Mt. Elbert or Bust Busted on Mt. Elbert

I am proud to say we bagged Mt. Elbert–Colorado’s highest peak and the second highest in the lower 48. I enjoy saying that because it sounds impressive. Not so impressive is my next confessional: I have hiked much steeper and more difficult mountains than Elbert.
Don’t get me wrong: scaling 4,700 vertical feet was no stroll in the park but I was pleasantly surprised this mountain did not send me to my grave. Well, at least not completely (though admittedly one foot did make its entrance).
Prior to setting out on our trek, we realized Jamie had misplaced two key items: the map and an altimeter. We managed to fudge our way without the former but were hatin’ it without the latter. You see, ascertaining your elevation with an altimeter helps you avoid something agonizing called false summits: thinking you reached the top, only to find the real summit taunting you in the distance.

For further clarification: Baby keeps you up for first six months of her life. Finally sleeps through the night. Parent thinks HOLY CRAP, BABY SLEPT THROUGH THE NIGHT. I HAVE ARRIVED! Next night: Baby wakes up every hour. False summit.

Feel my pain?

When climbing 14,000-foot peaks (14ers) it is critical to be off the summit by noon due to dangerous weather patterns that blow through the Rocky Mountains. We stayed at a nearby B&B and were on the trail at the crack of dawn. It did not take long for the pitch to become fevered. Jamie and I have very different hiking styles. He is more of a sprint-and-stop kind of guy while I am slow and steady.
Despite the commanding views at the top, I am not partial to 14ers for their beauty. Part of the reason is you are doing the brunt of the climb above treeline.
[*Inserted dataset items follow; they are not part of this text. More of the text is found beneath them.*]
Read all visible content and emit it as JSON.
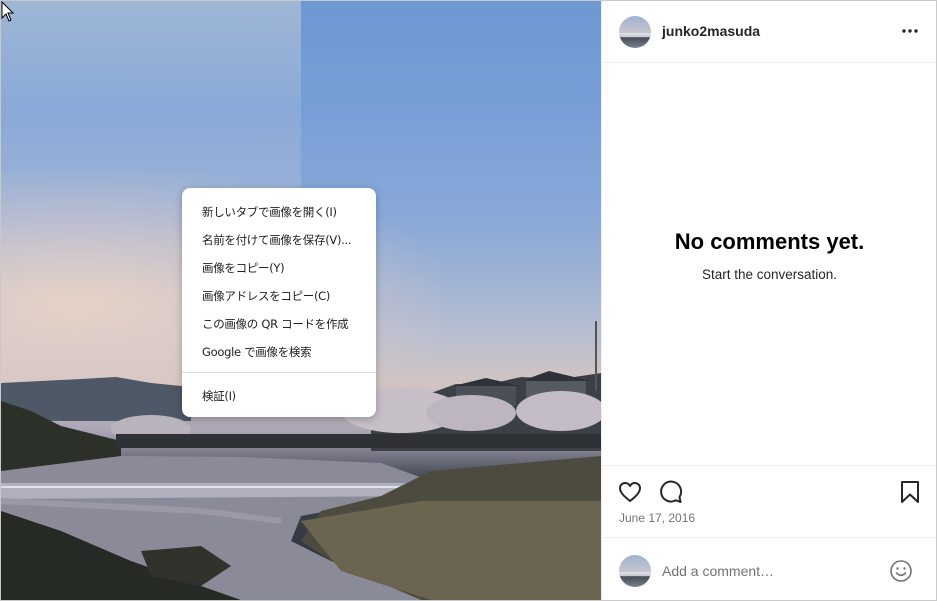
{
  "post": {
    "username": "junko2masuda",
    "date": "June 17, 2016",
    "comments_empty_title": "No comments yet.",
    "comments_empty_subtitle": "Start the conversation.",
    "comment_placeholder": "Add a comment…"
  },
  "context_menu": {
    "items": [
      "新しいタブで画像を開く(I)",
      "名前を付けて画像を保存(V)...",
      "画像をコピー(Y)",
      "画像アドレスをコピー(C)",
      "この画像の QR コードを作成",
      "Google で画像を検索"
    ],
    "inspect": "検証(I)"
  },
  "icons": {
    "more": "more-horizontal-icon",
    "like": "heart-icon",
    "comment": "comment-bubble-icon",
    "save": "bookmark-icon",
    "emoji": "smiley-icon"
  }
}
And call me crazy but there is little innate beauty about rocks, particularly when that is all you see for hours on end.

But this hike was different. We ascended through whispering aspen groves, boreal forests, glacier-scoured valleys nestled between craggy peaks and through profusions of wildflowers in full bloom. In the distance, the silence was punctured by the howl of coyotes and the call of an elk. Oh, and the cussing of a Canuck. Did I mention just how steep it was?

We kept pace with one another until about 1/2-mile from the top when Jamie got summit fever and picked up his pace from a slow crawl to only a semi-slow one.
“What are you doing?”
“Summit Fever, Amber. Summit Fever.”
And then I gave him that look. You know, that one that says you had better slow down right now if you want to create our final child and also spend the rest of our lives practicing. That look.

He stopped in his tracks.

I am proud to be a role model for supporting a husband’s aspirations and dreams.

Reaching the summit is like an elite club of folks whose altitude sickness has made them forget the misery of the climb. And that is what keeps them coming back again and again. The group is always eclectic, always friendly, and always has a story. Like this young buck who set the goal to juggle atop all of Colorado’s 14ers.


I felt strong the first few miles of the descent but the intensity of the hike kicked in the last 1.5 miles and our knees screamed out in protest.
Jamie’s knee was still bothering him when we arrived home so I graciously unloaded his luggage. And you’ll never guess what I discovered.

“Hey Jamie. I just found the maps.”
“Oh, where?”
“In your backpack.”
“Oh yeah. I put them in there so I wouldn’t forget them on the climb.”